Allgemeine Reduzierung des Anteils an Virgin-Kunststoff in Verpackungen.

Auch wenn es für die allgemeine Reduzierung von Kunststoffverpackungen keine offiziellen EMF-Ziele gibt, verpflichten sich viele große Markenartikler zu einer Reduzierung von Virgin Plastics. So hat Unilever seine Reduktionsziele bis 2025 auf 50 Prozent festgeschrieben.

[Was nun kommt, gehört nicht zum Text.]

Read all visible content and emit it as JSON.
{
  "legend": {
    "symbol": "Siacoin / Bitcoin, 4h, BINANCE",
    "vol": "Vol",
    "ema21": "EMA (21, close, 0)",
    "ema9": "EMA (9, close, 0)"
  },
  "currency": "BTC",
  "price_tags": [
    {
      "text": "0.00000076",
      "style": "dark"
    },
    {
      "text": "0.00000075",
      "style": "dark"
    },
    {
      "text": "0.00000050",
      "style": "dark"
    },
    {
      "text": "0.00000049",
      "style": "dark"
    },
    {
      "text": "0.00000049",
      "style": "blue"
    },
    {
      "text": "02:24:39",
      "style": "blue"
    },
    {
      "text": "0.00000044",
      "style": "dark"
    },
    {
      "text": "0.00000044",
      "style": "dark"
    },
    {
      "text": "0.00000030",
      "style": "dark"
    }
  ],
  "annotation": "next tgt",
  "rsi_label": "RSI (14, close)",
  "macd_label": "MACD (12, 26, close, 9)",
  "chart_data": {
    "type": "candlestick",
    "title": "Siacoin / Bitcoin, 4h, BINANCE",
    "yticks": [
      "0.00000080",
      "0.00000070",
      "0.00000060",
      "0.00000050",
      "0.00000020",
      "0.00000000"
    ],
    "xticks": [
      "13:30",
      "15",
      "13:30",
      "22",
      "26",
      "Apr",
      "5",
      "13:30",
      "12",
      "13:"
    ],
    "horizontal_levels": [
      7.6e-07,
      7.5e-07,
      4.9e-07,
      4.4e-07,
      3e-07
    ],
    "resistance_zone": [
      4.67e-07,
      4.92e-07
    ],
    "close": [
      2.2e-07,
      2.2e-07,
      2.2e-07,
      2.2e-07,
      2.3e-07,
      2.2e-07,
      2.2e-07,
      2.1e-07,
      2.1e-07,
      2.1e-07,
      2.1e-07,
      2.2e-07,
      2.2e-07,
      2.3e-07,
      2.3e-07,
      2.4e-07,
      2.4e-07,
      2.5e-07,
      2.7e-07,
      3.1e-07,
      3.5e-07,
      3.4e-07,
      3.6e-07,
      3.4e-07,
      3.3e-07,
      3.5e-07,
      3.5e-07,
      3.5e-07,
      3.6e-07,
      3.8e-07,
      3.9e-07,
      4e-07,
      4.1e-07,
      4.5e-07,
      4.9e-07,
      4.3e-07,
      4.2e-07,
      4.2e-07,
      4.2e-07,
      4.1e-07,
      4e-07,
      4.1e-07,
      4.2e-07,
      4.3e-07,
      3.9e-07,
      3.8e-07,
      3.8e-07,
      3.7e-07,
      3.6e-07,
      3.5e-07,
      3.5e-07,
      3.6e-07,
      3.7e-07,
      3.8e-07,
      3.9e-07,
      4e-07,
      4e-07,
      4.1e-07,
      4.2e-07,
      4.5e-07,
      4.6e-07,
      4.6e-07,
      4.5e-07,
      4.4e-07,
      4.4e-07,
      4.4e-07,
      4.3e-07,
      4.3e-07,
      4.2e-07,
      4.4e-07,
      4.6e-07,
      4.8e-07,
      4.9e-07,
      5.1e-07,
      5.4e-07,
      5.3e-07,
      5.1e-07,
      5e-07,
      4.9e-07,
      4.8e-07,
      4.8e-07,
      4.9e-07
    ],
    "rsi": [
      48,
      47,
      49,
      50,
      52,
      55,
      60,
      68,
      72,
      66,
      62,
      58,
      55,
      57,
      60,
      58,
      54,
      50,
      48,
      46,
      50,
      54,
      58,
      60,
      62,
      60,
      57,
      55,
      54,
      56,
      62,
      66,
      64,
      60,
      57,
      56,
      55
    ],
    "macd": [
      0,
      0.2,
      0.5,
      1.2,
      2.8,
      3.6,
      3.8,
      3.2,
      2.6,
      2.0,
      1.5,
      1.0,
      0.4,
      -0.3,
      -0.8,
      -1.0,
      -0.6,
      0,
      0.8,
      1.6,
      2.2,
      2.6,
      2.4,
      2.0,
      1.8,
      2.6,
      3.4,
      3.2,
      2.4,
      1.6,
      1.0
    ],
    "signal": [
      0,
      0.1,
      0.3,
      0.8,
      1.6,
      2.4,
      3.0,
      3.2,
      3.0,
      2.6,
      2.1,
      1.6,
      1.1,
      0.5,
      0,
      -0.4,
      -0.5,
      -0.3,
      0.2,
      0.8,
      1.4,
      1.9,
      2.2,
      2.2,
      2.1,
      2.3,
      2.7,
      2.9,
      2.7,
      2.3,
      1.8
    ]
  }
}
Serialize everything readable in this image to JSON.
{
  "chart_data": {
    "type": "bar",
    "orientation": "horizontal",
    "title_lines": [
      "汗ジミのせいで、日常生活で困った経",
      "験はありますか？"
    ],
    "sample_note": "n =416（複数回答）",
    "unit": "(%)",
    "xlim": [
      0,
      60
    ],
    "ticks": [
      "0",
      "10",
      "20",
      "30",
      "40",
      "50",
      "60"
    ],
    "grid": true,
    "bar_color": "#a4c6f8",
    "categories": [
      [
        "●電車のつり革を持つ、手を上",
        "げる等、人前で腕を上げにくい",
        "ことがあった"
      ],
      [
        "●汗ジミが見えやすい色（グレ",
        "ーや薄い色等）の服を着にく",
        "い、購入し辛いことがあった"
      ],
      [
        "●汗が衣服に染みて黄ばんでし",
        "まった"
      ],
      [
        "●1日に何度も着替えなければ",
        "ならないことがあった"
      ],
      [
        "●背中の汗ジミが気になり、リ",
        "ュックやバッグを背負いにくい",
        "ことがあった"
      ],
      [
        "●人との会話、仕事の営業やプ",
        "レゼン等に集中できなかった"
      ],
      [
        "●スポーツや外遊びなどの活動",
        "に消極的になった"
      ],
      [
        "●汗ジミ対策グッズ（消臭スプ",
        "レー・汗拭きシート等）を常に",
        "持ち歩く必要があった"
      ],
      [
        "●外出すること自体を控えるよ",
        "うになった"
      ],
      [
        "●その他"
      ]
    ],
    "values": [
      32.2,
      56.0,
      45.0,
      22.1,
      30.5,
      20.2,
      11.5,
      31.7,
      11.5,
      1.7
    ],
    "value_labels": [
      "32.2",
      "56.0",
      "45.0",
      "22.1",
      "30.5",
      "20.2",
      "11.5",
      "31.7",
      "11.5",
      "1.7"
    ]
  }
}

Erreicht werden sollen die Einsparungen beispielsweise über

  • den verringerten Materialeinsatz durch Gewichtsreduzierung, Dickenreduzierung oder die Volumenoptimierung von Produkt und Verpackung
  • die Umstellung auf faserbasierte Verpackungen. Diese Strategie hat zu einer Renaissance von Papier geführt, die inzwischen auch die Lebensmittelindustrie zunehmend erreicht.

 

Faser statt Kunststoff bei Lebensmittelverpackungen

  • Beispiel Becher: Karton-Kunststoff-Kombinationen wie beispielsweise bei Joghurt- oder Streichfettbechern sowie beschichte Kartonbecher wie beispielsweise bei Speiseeis zeigen ein starkes Wachstum.
  • Beispiel flexible Verpackungen: Hier finden Umstellungen auf faserbasierte Folien sowohl bei der Primärverpackung (u. a. Nestlé) als auch bei Multipacks (u.a. Mars) statt.
  • Beispiel Thermoform-Trays: Hier kommen zunehmend Hybride zum Einsatz. Alternativ werden Trays, beispielsweise bei Keksen, komplett von Kunststoff auf Karton umgestellt.

 

Wer aussitzen will, wird sitzenbleiben

Die Eliminierung von Kunststoff in Verpackungen ist inzwischen fest in der globalen Agenda verankert. Ein „Zurück“ wird es nicht geben. Treiber der Entwicklung sind einerseits die immer stringenter agierenden Regulierer, die auf nationaler und europäischer Ebene agieren und beispielsweise über Plastiksteuer und Maßnahmen gegen „Overpackaging“ Druck ausüben. Gleichzeitig rücken Konsumentinnen und Konsumenten immer stärker vom Kunststoff ab. Gerade jüngere Zielgruppen mit einem hohen Umweltbewusstsein präferieren oft faserbasierte Verpackungen, die als nachhaltiger empfunden werden.

 

Wer als Verpackungsunternehmen weiterhin ausschließlich auf Virgin-Kunststoff setzt, läuft Gefahr, relevante Teile seines Geschäfts zu verlieren. Abwarten und aussitzen ist keine Lösung. Die Entwicklung alternativer Lösungen ist das Gebot der Stunde.